Testing these weapons on July 4, American independence day, was a deliberately cheeky tweak of the tiger's tail, all the more so since the preparations were so easily monitored by US spy satellites. Perhaps the only good news for Washington was that the Taepodong-2 missile, technically capable of hitting Alaska, exploded just moments after launch, whether by chance or by some machiavellian signal-sending design. Had it not, it might well have been shot down by US interceptor missiles.
Not for the first time, North Korea is seeking to attract attention and generate a crisis that must be defused. That has been the most widely held interpretation of its notoriously opaque behaviour since it was found to have been cheating on a 1994 deal signed with the Clinton administration by operating a secret nuclear programme. Last year it announced it had developed nuclear weapons, though the claim has never been verified. The old quip about the Soviet Union being "Upper Volta with rockets" fits it perfectly - a state that is poor, underdeveloped and unfree but which has an eyecatching strategic capability designed to give it a role on the global or regional stage - and perhaps help it obtain security guarantees and economic aid. Strikingly, North Korea's state media did not report the launches but splashed proudly on the "Dear Leader's" visit to a tyre factory.

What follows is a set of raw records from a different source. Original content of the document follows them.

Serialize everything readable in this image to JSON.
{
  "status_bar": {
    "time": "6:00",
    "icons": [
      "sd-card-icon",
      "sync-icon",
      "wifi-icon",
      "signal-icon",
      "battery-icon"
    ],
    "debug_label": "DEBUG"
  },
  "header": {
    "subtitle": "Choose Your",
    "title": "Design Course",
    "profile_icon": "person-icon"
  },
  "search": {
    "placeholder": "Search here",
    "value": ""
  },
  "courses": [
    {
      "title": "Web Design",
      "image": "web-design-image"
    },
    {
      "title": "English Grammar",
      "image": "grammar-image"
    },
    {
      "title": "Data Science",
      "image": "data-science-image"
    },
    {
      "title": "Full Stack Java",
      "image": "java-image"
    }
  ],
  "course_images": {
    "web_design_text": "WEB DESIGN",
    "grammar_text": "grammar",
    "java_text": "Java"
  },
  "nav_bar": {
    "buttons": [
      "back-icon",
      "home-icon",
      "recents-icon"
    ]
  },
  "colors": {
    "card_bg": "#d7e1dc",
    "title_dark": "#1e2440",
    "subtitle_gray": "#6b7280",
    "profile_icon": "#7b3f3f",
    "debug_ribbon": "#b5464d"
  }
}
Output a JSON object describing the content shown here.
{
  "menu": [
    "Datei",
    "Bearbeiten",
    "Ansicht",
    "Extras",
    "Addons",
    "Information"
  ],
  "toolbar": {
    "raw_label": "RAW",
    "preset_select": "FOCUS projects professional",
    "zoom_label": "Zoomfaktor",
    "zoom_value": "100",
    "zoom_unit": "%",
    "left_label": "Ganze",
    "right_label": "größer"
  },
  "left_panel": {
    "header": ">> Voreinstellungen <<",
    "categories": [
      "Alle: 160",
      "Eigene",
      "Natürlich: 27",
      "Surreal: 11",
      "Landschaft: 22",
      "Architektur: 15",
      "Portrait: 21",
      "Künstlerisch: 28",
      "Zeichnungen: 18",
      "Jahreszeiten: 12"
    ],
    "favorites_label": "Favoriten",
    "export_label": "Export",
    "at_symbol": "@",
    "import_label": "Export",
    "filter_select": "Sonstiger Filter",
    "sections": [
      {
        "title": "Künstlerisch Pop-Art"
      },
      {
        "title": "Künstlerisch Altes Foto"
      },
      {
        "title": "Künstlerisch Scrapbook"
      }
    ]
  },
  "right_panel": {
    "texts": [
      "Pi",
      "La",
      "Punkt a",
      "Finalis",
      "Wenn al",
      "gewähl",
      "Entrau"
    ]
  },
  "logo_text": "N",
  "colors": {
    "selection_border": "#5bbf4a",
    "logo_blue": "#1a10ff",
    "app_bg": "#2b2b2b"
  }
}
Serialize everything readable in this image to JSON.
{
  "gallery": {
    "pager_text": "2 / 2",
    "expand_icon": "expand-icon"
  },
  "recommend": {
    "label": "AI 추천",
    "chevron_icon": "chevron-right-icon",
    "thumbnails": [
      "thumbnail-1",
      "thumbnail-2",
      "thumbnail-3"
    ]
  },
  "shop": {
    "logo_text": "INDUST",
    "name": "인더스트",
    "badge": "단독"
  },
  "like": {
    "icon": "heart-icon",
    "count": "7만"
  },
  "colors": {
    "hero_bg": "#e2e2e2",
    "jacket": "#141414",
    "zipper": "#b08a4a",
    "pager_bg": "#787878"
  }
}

Still, this was more than a Potemkin launch. These manoeuvres break a moratorium on missile launches going back to 1999. They come too amidst concern about the proliferation of missiles (some sold by North Korea to Iran and Pakistan) and the alarming erosion of the global nuclear non-proliferation regime. In recent years India and Pakistan have "crossed the threshold" to join Israel as nuclear weapons powers outside any legal framework. Iran - a signatory to the non-proliferation treaty - is playing cat and mouse over its own nuclear ambitions. Was it coincidence that Tehran chose yesterday to announce it was further delaying its response to the incentives drawn up by the EU, with US and Russian backing? It was no coincidence that the White House linked the two.
Kim Jong-il looks irrational and perhaps out of control, though his move was doubtless triggered in part by the financial pressure the US is bringing to bear on his Stalinist regime. Its immediate effect will be counterproductive and is likely to strengthen the hawks in Washington, Tokyo and Seoul. Aid from South Korea, such as rice and fertiliser, is likely to dry up, worsening hunger in the north. Japan announced immediate punitive measures. But wider sanctions, given China's aversion to backing them at the UN, and the parlous state of the North Korean economy, are unlikely.
The right response must be a reinvigoration of diplomacy. Six-party talks - involving the US, China, Japan, Russia, and the two Koreas - have been stalled since last November. It will not happen quickly, but sooner or later Washington will need to talk directly to Pyongyang - which was wisely dismissed by one US senator as a "paper tiger". Above all this is a time for cool heads and calm analysis, keeping things in perspective and avoiding inflammatory "axis of evil" rhetoric: for maturity, in short, in the face of a childish provocation.